Ainda que com imperdoável demora, a União tomou primeiro medidas de emergência para socorrer a Grécia, seguidas da criação (em associação com o FMI) de um mecanismo específico de ajuda a outros países em dificuldades de financiamento no mercado, o que veio a suceder com a Irlanda e com Portugal. E não tardou a preparar as iniciativas necessárias para reforçar no futuro os mecanismos de disciplina orçamental e da sua coordenação a nível europeu (o chamado "semestre europeu"), bem como as propostas de reforço da supervisão e das sanções por incumprimento dos limites ao défice orçamental e à dívida pública.

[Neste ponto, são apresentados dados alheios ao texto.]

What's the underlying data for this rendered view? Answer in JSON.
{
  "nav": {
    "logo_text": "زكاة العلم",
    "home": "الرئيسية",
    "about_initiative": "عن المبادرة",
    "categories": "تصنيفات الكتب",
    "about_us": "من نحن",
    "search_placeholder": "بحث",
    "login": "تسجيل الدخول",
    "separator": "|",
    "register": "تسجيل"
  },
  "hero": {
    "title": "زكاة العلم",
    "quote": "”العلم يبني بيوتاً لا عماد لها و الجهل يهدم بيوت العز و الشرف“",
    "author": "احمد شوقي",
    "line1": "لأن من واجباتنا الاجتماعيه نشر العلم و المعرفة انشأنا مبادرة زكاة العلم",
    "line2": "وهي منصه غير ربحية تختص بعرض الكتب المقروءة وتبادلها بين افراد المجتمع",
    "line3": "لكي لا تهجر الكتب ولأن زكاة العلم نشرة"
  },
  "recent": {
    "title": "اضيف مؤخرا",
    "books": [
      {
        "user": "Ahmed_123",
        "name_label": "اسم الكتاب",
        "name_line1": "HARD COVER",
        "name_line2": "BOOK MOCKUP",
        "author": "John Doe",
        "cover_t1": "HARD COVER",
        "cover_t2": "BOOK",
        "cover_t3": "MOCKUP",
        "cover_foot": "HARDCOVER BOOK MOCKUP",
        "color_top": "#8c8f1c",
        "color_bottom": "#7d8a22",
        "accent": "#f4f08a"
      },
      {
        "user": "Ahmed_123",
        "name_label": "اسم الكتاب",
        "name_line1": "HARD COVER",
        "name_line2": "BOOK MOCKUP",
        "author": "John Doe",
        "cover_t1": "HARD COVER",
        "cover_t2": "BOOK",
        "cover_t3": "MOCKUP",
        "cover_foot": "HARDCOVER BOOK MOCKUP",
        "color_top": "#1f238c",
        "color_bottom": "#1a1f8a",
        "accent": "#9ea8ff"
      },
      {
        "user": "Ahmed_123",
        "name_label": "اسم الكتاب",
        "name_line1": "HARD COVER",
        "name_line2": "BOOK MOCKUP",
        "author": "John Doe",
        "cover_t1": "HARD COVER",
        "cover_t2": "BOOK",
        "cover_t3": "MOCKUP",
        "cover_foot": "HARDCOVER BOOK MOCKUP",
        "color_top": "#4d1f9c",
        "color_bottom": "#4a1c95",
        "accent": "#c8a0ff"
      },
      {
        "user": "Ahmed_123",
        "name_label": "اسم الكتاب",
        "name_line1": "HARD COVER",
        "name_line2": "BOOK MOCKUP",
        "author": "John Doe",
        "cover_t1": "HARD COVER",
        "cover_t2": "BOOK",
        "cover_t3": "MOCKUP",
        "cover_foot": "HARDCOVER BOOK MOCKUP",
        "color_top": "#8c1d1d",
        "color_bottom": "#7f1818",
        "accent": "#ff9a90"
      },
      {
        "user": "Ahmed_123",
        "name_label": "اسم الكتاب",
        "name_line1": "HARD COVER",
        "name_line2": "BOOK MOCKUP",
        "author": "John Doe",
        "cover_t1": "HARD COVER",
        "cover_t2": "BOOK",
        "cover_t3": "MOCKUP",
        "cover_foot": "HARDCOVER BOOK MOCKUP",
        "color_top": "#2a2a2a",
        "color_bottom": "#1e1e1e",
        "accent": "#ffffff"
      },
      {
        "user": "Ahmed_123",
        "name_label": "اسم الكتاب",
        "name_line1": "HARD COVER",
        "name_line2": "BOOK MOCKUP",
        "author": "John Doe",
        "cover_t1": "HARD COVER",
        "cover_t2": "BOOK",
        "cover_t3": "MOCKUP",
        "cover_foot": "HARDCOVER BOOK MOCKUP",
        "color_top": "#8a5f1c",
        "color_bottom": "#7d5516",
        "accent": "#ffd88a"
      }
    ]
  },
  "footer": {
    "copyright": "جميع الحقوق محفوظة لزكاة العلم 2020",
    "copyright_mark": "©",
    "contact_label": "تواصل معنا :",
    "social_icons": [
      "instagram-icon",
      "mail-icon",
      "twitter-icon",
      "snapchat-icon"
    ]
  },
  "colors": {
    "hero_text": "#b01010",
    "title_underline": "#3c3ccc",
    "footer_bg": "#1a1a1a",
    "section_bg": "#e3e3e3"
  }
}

O mesmo se verificou com o novo programa de medidas para a competitividade (programa Euro+), visando a correção dos défices da balança externa desses países e o crescimento económico, sem o qual nenhuma disciplina orçamental poderá ser suficiente.
Por tudo isto, nunca será de mais pôr em relevo a importância do chamado pacote legislativo da "governação económica" que a Comissão Europeia propôs e que o Parlamento Europeu acaba de aprovar. Ele visa em geral suprir o défice de meios da União em matéria de "enforcement" da disciplina orçamental, bem como o défice de coordenação "federal" das políticas económicas e sociais, que a união monetária desde o início reclamava.
Pode suceder que desta crise não se possa já sair sem baixas, ainda que controladas. Se a União não fez o necessário para prevenir a crise e talvez não tenha feito o suficiente para a superar sem perdas, não se pode dizer, porém, que não tenha feito o que tinha de ser feito para tirar lições dela e para evitar a sua repetição futura. Mais uma vez, a crise foi parteira de novos passos em frente na integração europeia. Há crises assim, como as doenças: quando não sejam fatais, ajudam a criar antídotos para o futuro.